Sunday, August 3, 2014

Explaining Effective Altruism to System 1

[This obviously borrows heavily from the ideas of Eliezer Yudkowsky. In particular, much of it recaps and expands on his talk at the Effective Altruism Retreat of 2014, though I suspect my own ideas fed into that talk anyway. There are also SPOILERS up to chapter 55 of Harry Potter and the Methods of Rationality.]

I donated to the Humane Society once. There was this charismatic twenty-something holding a clipboard, and I hadn't yet learned to walk past such people on the street. So I stood there and listened, while they told me about lonely puppies raised in tiny, dirty, wire cages; sick and shivering puppies deprived of proper veterinary care, affection, and adequate food and water; frightened puppies, abused and exploited for their market value.
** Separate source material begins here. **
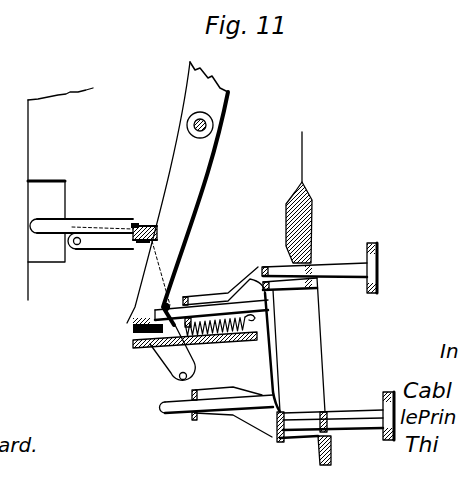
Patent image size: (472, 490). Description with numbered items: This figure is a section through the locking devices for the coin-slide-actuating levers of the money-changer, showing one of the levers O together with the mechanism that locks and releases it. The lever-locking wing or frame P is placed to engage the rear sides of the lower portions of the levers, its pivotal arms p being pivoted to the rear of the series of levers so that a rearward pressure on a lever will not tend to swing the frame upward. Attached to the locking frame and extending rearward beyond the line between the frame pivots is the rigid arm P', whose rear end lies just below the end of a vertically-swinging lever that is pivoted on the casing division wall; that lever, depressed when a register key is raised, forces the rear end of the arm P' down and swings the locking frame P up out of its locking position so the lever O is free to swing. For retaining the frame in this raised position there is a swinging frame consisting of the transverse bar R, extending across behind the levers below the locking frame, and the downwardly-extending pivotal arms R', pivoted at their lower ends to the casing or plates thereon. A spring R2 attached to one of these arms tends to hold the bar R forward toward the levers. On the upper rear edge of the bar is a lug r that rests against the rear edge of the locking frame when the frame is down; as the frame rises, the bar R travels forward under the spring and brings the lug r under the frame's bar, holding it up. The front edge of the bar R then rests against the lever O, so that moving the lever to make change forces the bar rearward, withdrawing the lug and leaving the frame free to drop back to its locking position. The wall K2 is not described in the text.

I like puppies. They're fluffy and have great big eyes. They make cute little noises when I play tug of war with them. And it makes me very sad when I imagine them hurting. Clipboard Person told me I could rescue a puppy by donating just ten dollars a month to the Humane Society. So I did. I couldn't help myself.*

The Humane Society of the United States is a nonprofit organization working to reduce animal suffering in the US. The Machine Intelligence Research Institute, another nonprofit, is working to ensure prosperity for the entire future of the humanity. HSUS stops puppy mills and factory farming from hurting animals. MIRI stops artificial general intelligence from destroying the world.**

In 2012, HSUS supporters outdid MIRI supporters one hundred fold in donations.***

Look at this popup.

In this popup--the first thing I see when I visit the HSUS website--I'm told I can be a hero. I'm shown these pink-pawed kissable baby dogs in the arms of their new loving owner [this might actually be a volunteer or police officer or something, whatever], and I'm implicitly led to imagine that if I don't donate, those puppies will suffer and die horribly. If I don't act, terrible things will happen to creatures I automatically care about, and I am personally responsible. This message is concrete, immediate, and heart-wrenching.

Animal advocacy activists have to do approximately zero work to speak to potential donors in the Language of System 1. Which means System 1 automatically gets the message. And guess who's primarily in charge of motivating such actions as pulling out your checkbook. (Hint: It's not System 2.)

This just isn't fair.

Wouldn't it be great if we could grock our support of such strange and abstract EA organizations as the Machine Intelligence Research Institute on the same automatic emotional level that we grock animal advocacy?

I think we can. It takes work. But I think it's possible, and I think I've got some ideas about how to do it. The basic idea is to translate "I should help MIRI" into a message that is similarly concrete, immediate, and heart-wrenching.

So what is the problem, exactly? Why is MIRI so hard for System 1 to understand?

I think the main problem is that the people MIRI's trying to save are difficult to empathize with. If my best friend were dying in front of me and there were a button beside him labeled "save best friend's life", I'd feel motivated to push it even if I had no idea how it worked. But even if I could give S1 an excellent understanding of how MIRI plans to accomplish its goal of saving everyone, it wouldn't change much unless my emotions were behind the goal itself.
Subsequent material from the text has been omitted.